Die Dame in der Info macht mir schnell klar, dass ich etwas naiv war. Ich bin in der Ferienzeit unterwegs, es ist dazu Wochenenden-Beginn und Joachimsthal und umgebende Ortschaften liegen am beliebten Berlin-Usedom-Radweg. Das bedeutet a) Übernachtung sieht schon mal schlecht aus und b) mit Öffentlichen komme ich nur zu bestimmten Orten (nicht wie im Ballungsraum Rhein-Main wo man zu fast jeder Tageszeit zu fast jedem Kaff kommt). Daher entscheide ich mich, auch aufgrund der Wetterlage und um meinen grade erholten Füßen nicht direkt wieder lange Strecken zuzumuten, den noch frühen Tag zur Überbrückung einiger Kilometer via Bus und Bahn zu nutzen (samstags hätte ich da eh noch mehr Probleme gehabt).

In Warnitz am Oberuckersee gibt es nämlich einen Campingplatz. Einen sehr schönen und günstigen sogar. Die Zeit zwischen Ankommen und erneutem Einsatz des Regens reicht sogar locker aus, um alle Zelt-Utensilien getrennt trocknen und etwas sauber machen zu können. Wäsche ist auch gewaschen und das WLAN hier lässt auch zu, dass ich meine bereits geschriebenen Blogbeiträge hochladen kann. Gute Entscheidung also – auch wenn ich bei erneuter Kontrolle meiner Wanderkarte festtelle: Ich bin „zu weit“! Witzig! Von „die Strecke schaffe ich nicht komplett zu Fuß“ zu „ich brauch bis Lübbenow nur noch zwei, nicht drei Tage“ in einer Stunde Bus- und Bahnfahrt 😉

Erst ärger ich mich, dann freu ich mich. Der abends einsetzende Regen (von dem fiesen Gewitter allerdings keine Spur) hört nämlich auch samstags nur sporadisch auf. So kommt mir der Ruhetag gelegen, wenn auch seltsam vor. Aber zwei Übernachtungen draußen irgendwo (Zeltplätze gibt es keine mehr auf dem Weg), das muss bei der Wetterlage nicht sein, vor allem wenn man die Strecke im zwei statt drei Tagen bewältigen kann (glaube ich zumindest jetzt noch, haha).

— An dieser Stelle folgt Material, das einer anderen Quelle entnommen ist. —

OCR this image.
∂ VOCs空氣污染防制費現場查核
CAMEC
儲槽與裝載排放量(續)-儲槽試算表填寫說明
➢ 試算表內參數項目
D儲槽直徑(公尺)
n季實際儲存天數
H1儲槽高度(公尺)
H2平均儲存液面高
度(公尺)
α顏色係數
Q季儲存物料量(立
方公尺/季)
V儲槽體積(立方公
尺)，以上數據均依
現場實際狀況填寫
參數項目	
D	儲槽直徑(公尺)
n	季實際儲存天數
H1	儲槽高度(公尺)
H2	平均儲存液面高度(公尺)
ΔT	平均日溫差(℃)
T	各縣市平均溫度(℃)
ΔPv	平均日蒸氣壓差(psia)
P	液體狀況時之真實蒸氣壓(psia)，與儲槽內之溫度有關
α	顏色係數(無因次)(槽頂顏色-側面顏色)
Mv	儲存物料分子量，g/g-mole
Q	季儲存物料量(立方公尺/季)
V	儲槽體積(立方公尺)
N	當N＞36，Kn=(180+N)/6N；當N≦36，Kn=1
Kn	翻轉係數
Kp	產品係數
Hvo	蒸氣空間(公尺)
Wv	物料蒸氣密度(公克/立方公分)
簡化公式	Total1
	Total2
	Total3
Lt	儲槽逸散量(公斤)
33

Das heißt aber auch: Nur noch zwei Tage wandern! Dann bin ich schon wieder an meinem Ziel angekommen. Krass.

Gepaddelte Kilometer: ca. 8 km

Gelaufene Kilometer: ca. 4,5-5 km

Motto des Tages: Hauptsache in Bewegung

Donnerstag, 10. August, Tag 6: Ein Zelt, das auf die Probe gestellt wird

Es sollte ein entspannter Tag mit kurzzeitig beklemmenden Mittelteil und stürmischem Ende werden. Dabei war mir das Wetter – wie die ganze Tour schon – hold, nachts hat es sich ausgeregnet; nach 33,5 Tropfen, die mich im Boot erwischten, dann auch endgültig kein Regen mehr. Bis zum späten Abend, die Nacht wurde zu Probe für mein Zelt.

Aber der Tag verlief wirklich ruhig. Nachdem ich erstaunlich gut und friedvoll an meinem privaten Zeltplatz geschlummert hatte, war mein Kram schnell verpackt und verstaut – am längsten brauchte ich für das Absammeln und Drumherumlaufen der Nacktschnecken. 😉 So fühlte ich mich trotz früher quitschfidele und rundum vergnügt. So war ich zwar überrascht, dass keine 300 Meter weiter, hinter der nächsten Kurve, schon die nächste Schleuse wartete, aber es störte mich nicht, dass ich so früh dran war, so dass ich eineinhalb Stunden auf die Schleusenöffnung warten musste. Frühstück hatte ich eh für diese Schleuse geplant.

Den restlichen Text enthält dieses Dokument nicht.